Aku kembali menyela perkataannya, "Kak Furqan tenang aja, Nur gak bakal ganggu Kak Furqan lagi mulai sekarang."
Aku langsung pergi begitu saja meninggalkan Kak Furqan yang masih termenung di sana.
Malamnya, Kak Furqan pergi mengunjungi Ayahnya di rumah sakit.
"Loh Kak matanya kenapa merah gitu?" tanya Ibunya Kak Furqan kaget.
Kak Furqan hanya tersenyum simpul mendengarnya.
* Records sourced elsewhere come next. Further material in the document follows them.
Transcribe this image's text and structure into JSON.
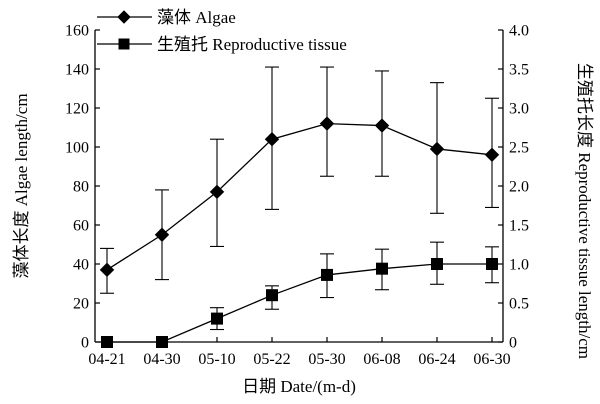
{
  "chart_data": {
    "type": "line",
    "categories": [
      "04-21",
      "04-30",
      "05-10",
      "05-22",
      "05-30",
      "06-08",
      "06-24",
      "06-30"
    ],
    "xlabel": "日期 Date/(m-d)",
    "ylabel_left": "藻体长度 Algae length/cm",
    "ylabel_right": "生殖托长度 Reproductive tissue length/cm",
    "ylim_left": [
      0,
      160
    ],
    "yticks_left": [
      "0",
      "20",
      "40",
      "60",
      "80",
      "100",
      "120",
      "140",
      "160"
    ],
    "ylim_right": [
      0,
      4.0
    ],
    "yticks_right": [
      "0",
      "0.5",
      "1.0",
      "1.5",
      "2.0",
      "2.5",
      "3.0",
      "3.5",
      "4.0"
    ],
    "grid": false,
    "legend_position": "top-left",
    "series": [
      {
        "name": "藻体 Algae",
        "axis": "left",
        "marker": "diamond",
        "values": [
          37,
          55,
          77,
          104,
          112,
          111,
          99,
          96
        ],
        "err_high": [
          48,
          78,
          104,
          141,
          141,
          139,
          133,
          125
        ],
        "err_low": [
          25,
          32,
          49,
          68,
          85,
          85,
          66,
          69
        ]
      },
      {
        "name": "生殖托 Reproductive tissue",
        "axis": "right",
        "marker": "square",
        "values": [
          0,
          0,
          0.3,
          0.6,
          0.86,
          0.94,
          1.0,
          1.0
        ],
        "err_high": [
          0,
          0,
          0.44,
          0.72,
          1.13,
          1.19,
          1.28,
          1.22
        ],
        "err_low": [
          0,
          0,
          0.16,
          0.42,
          0.57,
          0.67,
          0.74,
          0.76
        ]
      }
    ]
  }
}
Dia segera membuka kotak bekal yang dibawanya.
"Kak kenapa?" tanya Ayah Kak Furqan dengan nada lemah.
Lagi-lagi dia tersenyum simpul mendengarnya, "gak apa-apa Pak."
"Furqan liat Bapak!" pinta Ayah Kak Furqan.
Mata Kak Furqan terlihat merah, dia tidak bisa lagi membohongi kedua orangtuanya kali ini.
"Ada masalah sama Nur?" tanya Ayah Kak Furqan.
"Furqan udah gak ada hubungan lagi sama Nur kok Pak," kata Kak Furqan.
"Loh kenapa? Kan Nur anaknya baik," tanya Ibunya Kak Furqan.
"Furqan cuman mau fokus sama Bapak dan yang lainnya aja sekarang, Mah," jawabnya dengan senyuman hambar.
Ayahnya Kak Furqan meraih tangannya dengan hangat, "Furqan, Bapak bakal merasa bersalah kalau kamu korbankan perasaan kamu sendiri karena kita, Nak."
"Enggak sama sekali Pak, Furqan ngerasa gak pantes aja buat Nur sekarang," cetus Kak Furqan.
"Kejar dia, Furqan," pinta Ayahnya. "Sebelum kamu benar-benar kehilangan dia."
"Tapi Pak, Furqan aja masih kerja kecil-kecilan sekarang. Furqan gak mau bawa Nur dalam kesusahan Pak," ujar Kak Furqan.
Bapak tersenyum kagum mendengar kedewasaan Kak Furqan, "Furqan, percaya sama Bapak. Nur gak bakal nuntut kamu," ujar Ayahnya.
"Kejar dia lagi Furqan, Bapak tau kamu masih cinta sama dia," sambung Ayah Kak Furqan.
Kak Furqan mengangguk mengiyakan perkataan Ayahnya. Sepulang dari rumah sakit, dia pergi ke hotel tempatku menginap.
Aku baru saja datang bersama Aksara yang sejak tadi sore menemaniku. Dia menghampiri kita berdua setelah memanggil namaku cukup keras.
"Darimana Nur?" tanya Kak Furqan.
"Bukan urusan Kak Furqan," jawabku ketus.
"Nur kalau gitu aku pamit dulu ya!" aku mengangguk sembari tersenyum padanya, "besok jadikan ketemu penerbitnya?"
"Nanti aku kabari lagi tentang hal ini ya! Makasih buat hari ini," kataku.
Aksara melambaikan tangannya sembari keluar dari hotel.